Brussels: Eight banks failed the European Union stress tests after regulators said they had a combined capital shortfall of €2.5 billion (Dh12.98 billion).

The banks were found to have insufficient reserves to maintain a core tier 1 capital ratio of 5 per cent in the event of an economic slowdown, the European Banking Authority said.

The assessments are the first by the European Banking Authority since it was set up earlier this year. Last year's tests by its predecessor were criticised for not being tough enough because banks were shown to need only €3.5 billion more capital, a tenth of the lowest analyst estimate.
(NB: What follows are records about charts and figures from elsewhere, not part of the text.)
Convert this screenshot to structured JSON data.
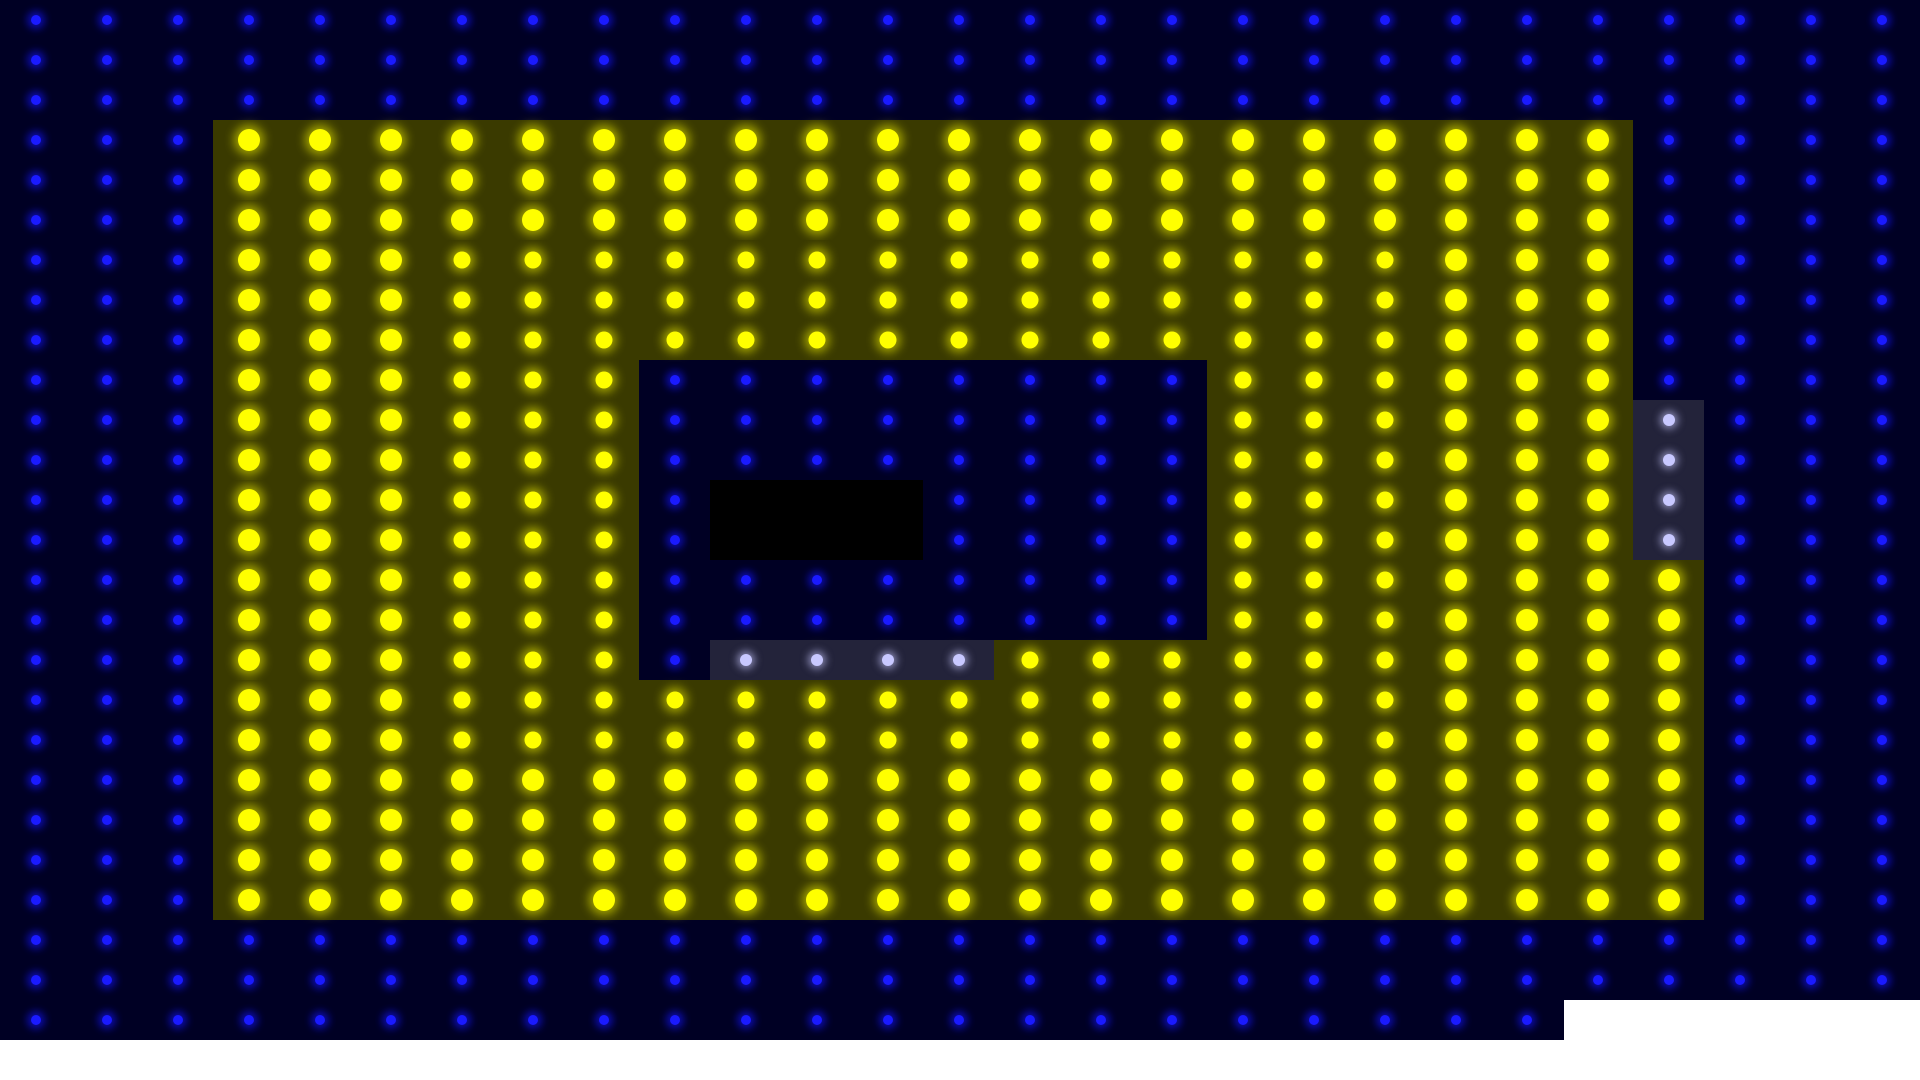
{
  "game": {
    "title": "",
    "grid_cols": 27,
    "grid_rows": 26,
    "colors": {
      "background": "#000024",
      "empty_dot": "#1a1aff",
      "lit_dot": "#ffff00",
      "lit_cell": "#3a3a00",
      "dark_cell": "#000000",
      "fading_dot": "#c8c8ff"
    },
    "legend_note": "",
    "layout_hint": ""
  }
}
Banks that fail the stress test must present a plan to raise more capital within three months.

"Any institution failing the stress test could be left facing funding challenges, the potential loss of stakeholder confidence and the risk of a credit-rating downgrade," Steve Pearson, a partner at PricewaterhouseCoopers LLP, said in a note to clients. "Experience has shown the premium the riskier institutions might have to pay to retain some of their depositors could increase to an unsustainable level."

S&P test

Rating company Standard & Poor's own stress test, published in March, found European banks would need as much as €250 billion in fresh capital if faced with a "sharp" increase in yields and a "severe" economic downturn. In contrast, a survey of 113 investors by Goldman Sachs Group Inc last month showed they expect banks to raise €29 billion after the tests.